Hasan Aksungur, chairman of the Chamber of Civil Engineers in the city of Adana, where eleven buildings have also collapsed, told DW that laws are not to blame. "The question of whether to build three or ten stories high is about large sums of money. Then a blind eye gets turned,” he says. In the epicenter of Kahramanmaras, about 70 kilometers north of Gaziantep, the only building that remained standing belongs to the local Chamber of Engineers.
Geologists' warnings ignored
Another oft-repeated refrain is that this was the quake of the century, one that would have overwhelmed any country on earth. Especially given its magnitude — 7.8 on the Richter scale — and an affected area that is half the size of Germany, including several cities that are home to millions of inhabitants. But people also want to know why Turkish geologists' warnings about growing tensions along tectonic plates were not taken seriously. Leading Turkish earthquake researchers have complained that they were never consulted by a single mayor in the region.
Tens of thousands of rescue workers from across Turkey and abroad are now active in Adiyaman, Antakya and Kahramanmaras — all major cities that were all but destroyed in the earthquake.

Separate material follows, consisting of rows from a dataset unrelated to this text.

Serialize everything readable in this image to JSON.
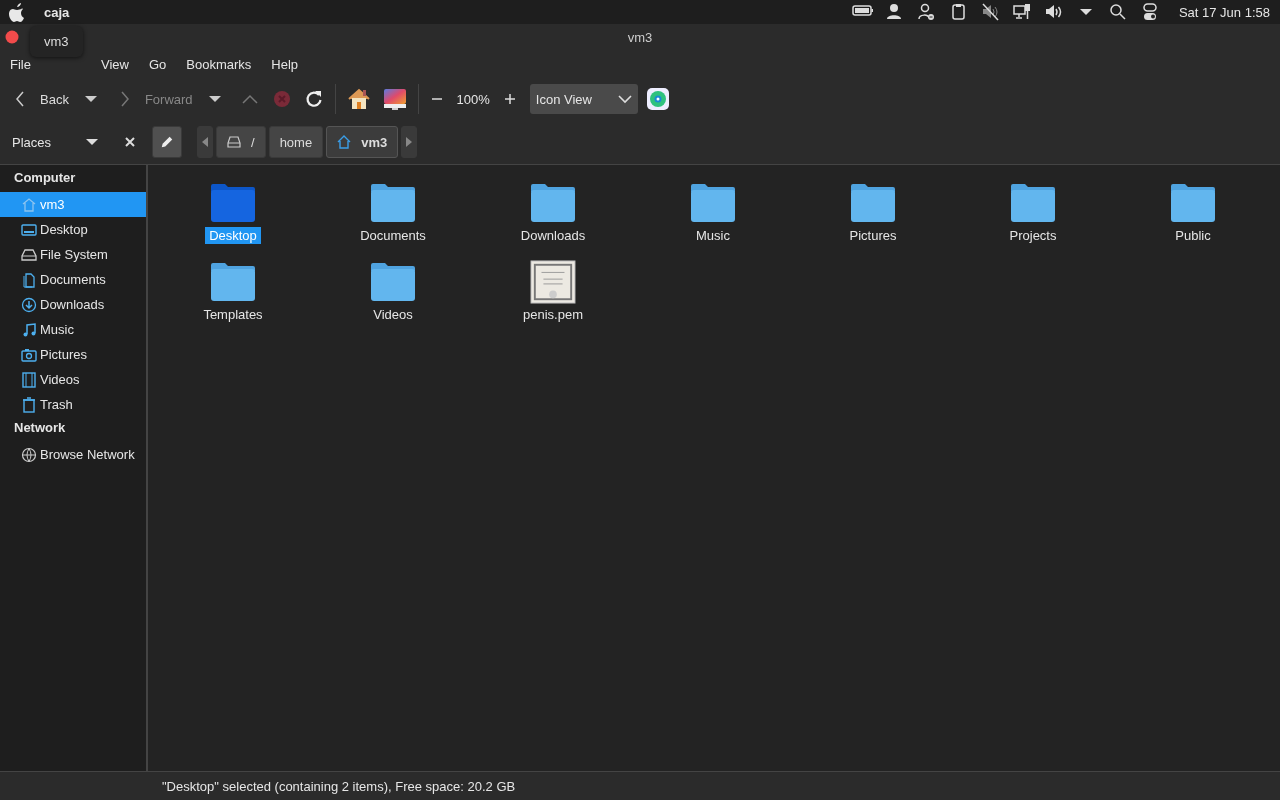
{
  "top_panel": {
    "app_name": "caja",
    "clock": "Sat 17 Jun 1:58"
  },
  "tooltip": "vm3",
  "window": {
    "title": "vm3"
  },
  "menu": [
    "File",
    "View",
    "Go",
    "Bookmarks",
    "Help"
  ],
  "toolbar": {
    "back": {
      "label": "Back",
      "disabled": false
    },
    "forward": {
      "label": "Forward",
      "disabled": true
    },
    "up_disabled": true,
    "stop_disabled": true,
    "zoom": "100%",
    "view_mode": "Icon View"
  },
  "location": {
    "sidebar_title": "Places",
    "path": [
      {
        "label": "/",
        "kind": "drive",
        "selected": false
      },
      {
        "label": "home",
        "kind": "plain",
        "selected": false
      },
      {
        "label": "vm3",
        "kind": "home",
        "selected": true
      }
    ]
  },
  "sidebar": [
    {
      "heading": "Computer",
      "items": [
        {
          "label": "vm3",
          "selected": true
        },
        {
          "label": "Desktop",
          "selected": false
        },
        {
          "label": "File System",
          "selected": false
        },
        {
          "label": "Documents",
          "selected": false
        },
        {
          "label": "Downloads",
          "selected": false
        },
        {
          "label": "Music",
          "selected": false
        },
        {
          "label": "Pictures",
          "selected": false
        },
        {
          "label": "Videos",
          "selected": false
        },
        {
          "label": "Trash",
          "selected": false
        }
      ]
    },
    {
      "heading": "Network",
      "items": [
        {
          "label": "Browse Network",
          "selected": false
        }
      ]
    }
  ],
  "files": [
    {
      "name": "Desktop",
      "kind": "folder",
      "selected": true
    },
    {
      "name": "Documents",
      "kind": "folder",
      "selected": false
    },
    {
      "name": "Downloads",
      "kind": "folder",
      "selected": false
    },
    {
      "name": "Music",
      "kind": "folder",
      "selected": false
    },
    {
      "name": "Pictures",
      "kind": "folder",
      "selected": false
    },
    {
      "name": "Projects",
      "kind": "folder",
      "selected": false
    },
    {
      "name": "Public",
      "kind": "folder",
      "selected": false
    },
    {
      "name": "Templates",
      "kind": "folder",
      "selected": false
    },
    {
      "name": "Videos",
      "kind": "folder",
      "selected": false
    },
    {
      "name": "penis.pem",
      "kind": "certificate",
      "selected": false
    }
  ],
  "status_bar": "\"Desktop\" selected (containing 2 items), Free space: 20.2 GB"
}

More remote locations, on the other hand, are still waiting for aid.
Tuncay Sahin, a student from Berlin, comes from the village of Tokar near Adiyaman. His mother was buried in the rubble of her house on the night of the earthquake. Neighbors recovered her body with their bare hands. She was just one of six who died in that village alone.
His father had been out on the day of the disaster. Two days later, Sahin made it back home from Berlin. Now he mourns at his mother's grave. ”We all knew there could be earthquakes here, but for it to hit us so badly is beyond comprehension,” he says.
His parents built their two-story house in the 1990s. But a new building just a year old also collapsed. "The state should have more control over building practices and materials in the villages," Sahin says.
A few neighbors join in. "From now on, we'll only build one story high here!” one shouts. "Like our ancestors.”